Kapıdaki güvenlik emekçisi, ki emekçidir, mesele idareyle ilgili bir meseledir, mevzunun “damsız girilmez” ile alakalı olmadığını, içeride arkadaşlarımı bulmakta zorlanacağım için bu prosedürü uyguladığını iddia etti. Nitekim sıkı bir grup çalışmasının sonucunda Dorock yönetiminin giriş prosedürüne uygun bir yurttaş olduğunu ortaya koymuş ve içeri girmiştim. Yanında kadın olmayan metalciler düşünsün artık.

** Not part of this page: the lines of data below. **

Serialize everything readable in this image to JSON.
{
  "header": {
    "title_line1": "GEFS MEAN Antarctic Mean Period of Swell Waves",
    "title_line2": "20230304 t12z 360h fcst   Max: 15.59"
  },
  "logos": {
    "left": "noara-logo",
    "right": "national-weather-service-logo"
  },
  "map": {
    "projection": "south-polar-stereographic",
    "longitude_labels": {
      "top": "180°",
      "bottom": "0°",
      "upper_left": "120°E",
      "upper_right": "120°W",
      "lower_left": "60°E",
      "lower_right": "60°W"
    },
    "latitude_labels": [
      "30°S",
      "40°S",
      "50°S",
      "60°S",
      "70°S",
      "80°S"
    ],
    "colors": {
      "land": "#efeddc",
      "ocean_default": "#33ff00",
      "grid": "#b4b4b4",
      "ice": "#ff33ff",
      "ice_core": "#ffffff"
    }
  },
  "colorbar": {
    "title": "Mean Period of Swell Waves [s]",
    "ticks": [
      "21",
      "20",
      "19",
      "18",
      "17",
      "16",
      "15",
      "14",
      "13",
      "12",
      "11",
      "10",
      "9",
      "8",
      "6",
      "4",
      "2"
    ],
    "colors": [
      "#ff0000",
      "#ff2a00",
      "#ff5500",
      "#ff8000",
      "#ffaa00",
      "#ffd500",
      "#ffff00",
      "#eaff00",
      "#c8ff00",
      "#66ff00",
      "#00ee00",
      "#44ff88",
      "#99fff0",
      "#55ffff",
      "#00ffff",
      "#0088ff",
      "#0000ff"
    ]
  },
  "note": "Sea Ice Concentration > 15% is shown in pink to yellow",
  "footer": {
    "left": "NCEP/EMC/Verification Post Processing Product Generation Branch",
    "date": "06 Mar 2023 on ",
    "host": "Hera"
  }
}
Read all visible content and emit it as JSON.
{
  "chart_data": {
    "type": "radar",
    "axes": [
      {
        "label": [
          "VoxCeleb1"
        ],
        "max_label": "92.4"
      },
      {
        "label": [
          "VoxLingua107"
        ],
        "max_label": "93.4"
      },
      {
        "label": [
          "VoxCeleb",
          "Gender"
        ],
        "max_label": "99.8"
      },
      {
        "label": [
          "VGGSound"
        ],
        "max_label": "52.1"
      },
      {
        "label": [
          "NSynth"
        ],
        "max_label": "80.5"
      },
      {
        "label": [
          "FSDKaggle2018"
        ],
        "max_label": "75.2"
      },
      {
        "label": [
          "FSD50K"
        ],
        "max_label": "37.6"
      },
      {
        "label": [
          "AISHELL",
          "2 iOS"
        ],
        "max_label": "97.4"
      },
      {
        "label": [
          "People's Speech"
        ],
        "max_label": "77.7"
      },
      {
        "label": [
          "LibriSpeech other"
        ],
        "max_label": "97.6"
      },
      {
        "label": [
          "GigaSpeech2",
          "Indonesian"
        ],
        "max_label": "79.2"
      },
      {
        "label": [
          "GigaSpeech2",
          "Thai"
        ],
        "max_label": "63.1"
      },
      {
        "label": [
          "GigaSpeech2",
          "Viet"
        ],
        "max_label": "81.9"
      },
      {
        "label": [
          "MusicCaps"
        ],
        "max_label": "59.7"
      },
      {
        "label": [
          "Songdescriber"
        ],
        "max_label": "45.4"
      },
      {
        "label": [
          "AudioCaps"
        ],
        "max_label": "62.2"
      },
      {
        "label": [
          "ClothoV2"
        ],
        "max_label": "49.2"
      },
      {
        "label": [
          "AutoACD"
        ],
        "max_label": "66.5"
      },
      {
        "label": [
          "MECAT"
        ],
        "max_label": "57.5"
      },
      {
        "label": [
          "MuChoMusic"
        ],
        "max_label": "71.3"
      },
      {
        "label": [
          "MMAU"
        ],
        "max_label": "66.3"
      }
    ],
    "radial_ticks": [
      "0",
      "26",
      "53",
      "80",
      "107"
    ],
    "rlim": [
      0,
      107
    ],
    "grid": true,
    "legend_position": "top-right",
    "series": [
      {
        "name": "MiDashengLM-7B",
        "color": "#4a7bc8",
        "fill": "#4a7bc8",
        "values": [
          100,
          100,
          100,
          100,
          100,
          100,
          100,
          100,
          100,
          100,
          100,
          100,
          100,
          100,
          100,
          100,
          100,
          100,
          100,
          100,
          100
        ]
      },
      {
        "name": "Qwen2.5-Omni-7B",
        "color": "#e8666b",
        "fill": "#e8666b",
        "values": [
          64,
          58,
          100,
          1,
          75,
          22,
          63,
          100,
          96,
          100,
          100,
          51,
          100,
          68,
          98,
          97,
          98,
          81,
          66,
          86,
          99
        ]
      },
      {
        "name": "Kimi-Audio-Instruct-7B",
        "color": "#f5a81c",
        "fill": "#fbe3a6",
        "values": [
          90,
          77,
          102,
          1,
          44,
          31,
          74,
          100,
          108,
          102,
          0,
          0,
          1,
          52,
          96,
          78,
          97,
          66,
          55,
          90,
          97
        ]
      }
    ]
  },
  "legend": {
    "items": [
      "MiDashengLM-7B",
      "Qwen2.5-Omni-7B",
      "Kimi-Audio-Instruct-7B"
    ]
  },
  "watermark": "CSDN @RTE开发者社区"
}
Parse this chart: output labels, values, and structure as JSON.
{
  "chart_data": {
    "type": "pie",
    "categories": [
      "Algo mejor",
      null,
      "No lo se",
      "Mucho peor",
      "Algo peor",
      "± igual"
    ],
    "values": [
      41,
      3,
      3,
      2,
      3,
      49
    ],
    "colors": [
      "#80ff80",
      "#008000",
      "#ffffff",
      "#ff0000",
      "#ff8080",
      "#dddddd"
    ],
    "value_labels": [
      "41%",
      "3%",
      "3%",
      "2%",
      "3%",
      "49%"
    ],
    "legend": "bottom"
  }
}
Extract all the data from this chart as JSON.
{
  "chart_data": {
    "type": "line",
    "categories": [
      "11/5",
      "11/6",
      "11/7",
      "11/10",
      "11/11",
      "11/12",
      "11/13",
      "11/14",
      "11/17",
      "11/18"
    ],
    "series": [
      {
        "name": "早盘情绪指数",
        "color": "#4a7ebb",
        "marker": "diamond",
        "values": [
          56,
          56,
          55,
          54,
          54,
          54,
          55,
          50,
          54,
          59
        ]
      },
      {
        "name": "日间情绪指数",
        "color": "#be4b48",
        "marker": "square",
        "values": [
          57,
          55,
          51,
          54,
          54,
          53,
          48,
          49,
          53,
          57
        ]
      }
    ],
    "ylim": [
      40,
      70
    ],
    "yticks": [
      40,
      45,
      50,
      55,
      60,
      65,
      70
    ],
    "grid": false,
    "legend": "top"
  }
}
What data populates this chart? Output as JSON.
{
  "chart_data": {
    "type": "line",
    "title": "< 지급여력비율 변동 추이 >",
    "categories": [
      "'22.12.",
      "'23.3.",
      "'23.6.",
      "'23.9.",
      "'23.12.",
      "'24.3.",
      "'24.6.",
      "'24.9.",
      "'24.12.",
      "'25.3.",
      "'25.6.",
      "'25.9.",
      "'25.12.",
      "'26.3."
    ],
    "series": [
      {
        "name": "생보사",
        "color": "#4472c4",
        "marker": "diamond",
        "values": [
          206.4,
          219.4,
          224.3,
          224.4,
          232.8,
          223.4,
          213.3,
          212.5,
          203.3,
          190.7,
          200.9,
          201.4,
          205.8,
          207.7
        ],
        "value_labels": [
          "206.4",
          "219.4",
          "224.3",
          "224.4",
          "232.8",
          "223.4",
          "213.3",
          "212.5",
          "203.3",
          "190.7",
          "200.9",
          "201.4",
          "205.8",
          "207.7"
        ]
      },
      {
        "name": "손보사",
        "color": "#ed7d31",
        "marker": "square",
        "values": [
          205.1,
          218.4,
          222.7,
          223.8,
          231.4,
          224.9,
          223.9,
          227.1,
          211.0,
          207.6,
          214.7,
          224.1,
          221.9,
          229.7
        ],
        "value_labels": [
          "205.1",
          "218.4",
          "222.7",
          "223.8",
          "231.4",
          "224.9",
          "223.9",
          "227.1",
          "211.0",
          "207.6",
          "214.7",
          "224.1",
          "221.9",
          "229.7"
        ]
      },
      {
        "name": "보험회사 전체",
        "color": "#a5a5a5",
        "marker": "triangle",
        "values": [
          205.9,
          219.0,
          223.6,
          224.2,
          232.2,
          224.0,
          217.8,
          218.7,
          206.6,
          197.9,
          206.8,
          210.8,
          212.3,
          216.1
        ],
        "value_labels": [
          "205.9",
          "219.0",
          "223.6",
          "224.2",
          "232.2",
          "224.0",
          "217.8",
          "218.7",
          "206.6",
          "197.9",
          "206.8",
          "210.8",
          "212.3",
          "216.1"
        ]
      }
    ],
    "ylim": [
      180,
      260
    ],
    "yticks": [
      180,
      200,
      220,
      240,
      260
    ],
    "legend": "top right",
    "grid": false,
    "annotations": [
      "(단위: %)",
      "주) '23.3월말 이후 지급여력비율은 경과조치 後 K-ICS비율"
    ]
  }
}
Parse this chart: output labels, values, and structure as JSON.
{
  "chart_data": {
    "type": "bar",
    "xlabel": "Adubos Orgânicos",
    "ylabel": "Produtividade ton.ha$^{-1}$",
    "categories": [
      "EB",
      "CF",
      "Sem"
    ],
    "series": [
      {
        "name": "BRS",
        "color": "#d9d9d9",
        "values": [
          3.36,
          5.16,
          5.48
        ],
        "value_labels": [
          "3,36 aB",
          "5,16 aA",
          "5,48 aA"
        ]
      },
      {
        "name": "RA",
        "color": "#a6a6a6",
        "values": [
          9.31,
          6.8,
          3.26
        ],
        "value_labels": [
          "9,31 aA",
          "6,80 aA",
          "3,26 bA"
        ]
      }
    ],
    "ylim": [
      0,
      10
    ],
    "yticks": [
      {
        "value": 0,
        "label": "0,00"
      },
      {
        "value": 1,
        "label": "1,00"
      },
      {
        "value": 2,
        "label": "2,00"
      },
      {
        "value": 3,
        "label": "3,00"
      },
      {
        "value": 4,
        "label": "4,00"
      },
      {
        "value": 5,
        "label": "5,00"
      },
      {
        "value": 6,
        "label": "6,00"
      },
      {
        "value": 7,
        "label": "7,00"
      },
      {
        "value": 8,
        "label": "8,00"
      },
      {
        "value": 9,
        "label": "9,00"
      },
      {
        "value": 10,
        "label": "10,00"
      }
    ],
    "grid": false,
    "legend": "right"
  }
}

Metalcilerin bayrak sevgisi

Arkadaşlarla hoş beş faslından sonra kapıya yöneldik. Kapıda konser gelirinin şehit ailelerine bağışlanacağı söylendi, Kürdo’yla birbirimize bakıp “hangi şehitler” dedik, tabii tahmin etmek zor değildi. Hükümete karşı olduklarını iddia edip, hatta hükümete gerçekten karşı olan tek taraf olduklarını iddia edip hükümetin ön ayak olduğu bir savaşta hükümetle aynı pozisyonu savunanlar iki tarafın da kayıplarına şehit dediğini pek aklına getirmiyor. İçeriye girdiğimizde sahnenin yanına asılmış bayrak, hangi iktidarın alanında bulunduğumuzu, hangi kayba ne dememiz gerektiğini hemen hatırlatıyor.

Metalcilerin bayrak ile özgün bir imtihanı vardır. Metalcilerin isyankar imajları vatanseverlikle yaralıdır; o isyan genelde devlete yönelmez. Diyeceğim ki, memlekette metalciliği var edenler çoğunlukla kolejli çocuklar olduğundan bu cumhuriyetçilik ve milliyetçilik ilkesi yürürlükte; ama Iron Maiden da her Trooper çaldığında üzerinde güneş batmayan imparatorluğun bayrağını dalgalandırmakta beis duymuyor. Iced Earth’ün 11 Eylül sonrası Irak savaşı destekçisi şahlanışını da bir istisna ve kötü bir anı olarak ayırıyorum.

Bir yandan da Iron Maiden’ın karşısına Sex Pistols’ı koymak lazım: ikincisi İngiltere’de anarşiyi savunuyor, gelecek yok falan diyordu. İngiliz bayrağının ortasına ağzı kapatılmış kraliçeyi yerleştirmişti. Motörhead, ki işin ilginci hem “God Save the Queen”i hem de “The Trooper”ı yorumlamıştır, “God Save the Queen” yorumunu single olarak yayınladığında Sex Pistols’ın bayrak yorumunu kullanmayı tercih etmiştir. Lemmy’nin hükümetlere ve politikacılara yönelik antipatik duyguları bilinir, yine de, bana sorarsanız Eat the Rich, bir işçi sınıfı marşıdır. Sepultura’nın Refuse/Resist’i de eylemcilere her zaman moral vermiştir.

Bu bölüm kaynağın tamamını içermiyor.